Ta promesse
«Au moment où s'ouvre ce livre, je romps une promesse. Lorsque je l'ai faite, c'est idiot, j'étais sûre que je la tiendrais. Enfin, idiot, je ne sais pas. La moindre des choses, quand on fait une promesse, n'est-ce pas d'y croire ?» Que s'est-il passé avec son compagnon pour que la romancière Claire Lancel doive se défendre devant un tribunal ? Au fil du récit, elle raconte comment elle s'est peu à peu laissé entraîner dans une histoire faite de manipulations et de mensonges. Dans ce roman haletant comme un thriller, Camille Laurens questionne le narcissisme contemporain, l'absence d'empathie, et se demande comment sauver l'amour de ses illusions. Elle nous invite à le célébrer et à le vivre, au-delà des promesses trahies.
Extrait
Dès que la voiture s’est éloignée sur la route, je suis revenue vers la maison. J’ai rasé les murs et contourné la façade sur laquelle l’agence immobilière avait fixé la pancarte À louer, qui commençait déjà à se fendiller. J’ai eu envie de l’enlever mais par superstition je ne l’ai pas fait. Nous avions été heureux ici autrefois, pourrions-nous l’être à nouveau ? Plus exactement, je pensais que nous avions été heureux mais je n’en avais aucun souvenir. Mon cerveau était comme vidé de toute réalité, n’en subsistait qu’un mot, le mot bonheur, qui pouvait tout aussi bien s’appliquer seulement aux deux derniers jours.
La clef qui ouvrait la porte arrière de la cuisine, côté jardin japonais, était à sa place sous la troisième pierre.

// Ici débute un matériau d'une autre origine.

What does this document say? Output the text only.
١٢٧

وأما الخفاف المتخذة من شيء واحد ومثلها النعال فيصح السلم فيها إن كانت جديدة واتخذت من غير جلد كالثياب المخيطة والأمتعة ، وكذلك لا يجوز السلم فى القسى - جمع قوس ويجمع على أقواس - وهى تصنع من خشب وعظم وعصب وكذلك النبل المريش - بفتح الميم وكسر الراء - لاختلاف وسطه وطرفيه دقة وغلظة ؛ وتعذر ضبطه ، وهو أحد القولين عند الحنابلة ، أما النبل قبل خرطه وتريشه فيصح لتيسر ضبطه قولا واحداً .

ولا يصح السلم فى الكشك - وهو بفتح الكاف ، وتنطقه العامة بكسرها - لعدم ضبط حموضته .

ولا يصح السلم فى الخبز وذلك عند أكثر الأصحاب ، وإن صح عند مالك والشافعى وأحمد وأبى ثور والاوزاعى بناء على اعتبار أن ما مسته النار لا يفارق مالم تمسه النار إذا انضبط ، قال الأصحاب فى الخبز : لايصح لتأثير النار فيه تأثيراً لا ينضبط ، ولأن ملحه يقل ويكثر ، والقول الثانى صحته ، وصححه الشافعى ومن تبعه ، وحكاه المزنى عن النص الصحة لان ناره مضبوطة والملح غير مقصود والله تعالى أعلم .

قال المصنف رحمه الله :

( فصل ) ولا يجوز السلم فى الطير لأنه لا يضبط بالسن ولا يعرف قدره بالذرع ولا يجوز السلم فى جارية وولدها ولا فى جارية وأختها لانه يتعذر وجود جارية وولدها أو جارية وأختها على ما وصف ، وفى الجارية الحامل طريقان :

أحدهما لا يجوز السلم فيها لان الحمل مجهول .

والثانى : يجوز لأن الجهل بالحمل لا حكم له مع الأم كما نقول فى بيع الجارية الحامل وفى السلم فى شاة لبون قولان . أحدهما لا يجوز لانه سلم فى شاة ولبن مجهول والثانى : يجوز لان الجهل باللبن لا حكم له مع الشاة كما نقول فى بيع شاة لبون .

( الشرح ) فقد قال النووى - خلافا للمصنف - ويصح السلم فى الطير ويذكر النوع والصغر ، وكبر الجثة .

Jardin japonais, c’est beaucoup dire : un carré de terre vide avec un bambou famélique et un chemin de six pierres plates. Bien qu’il soit mal exposé, on pourrait tenter d’y faire un potager – j’avais eu la même idée lors de notre première visite, cinq ans plus tôt, mais la beauté des arbres et des fleurs côté sud me l’avait fait oublier. À présent, tout était sec.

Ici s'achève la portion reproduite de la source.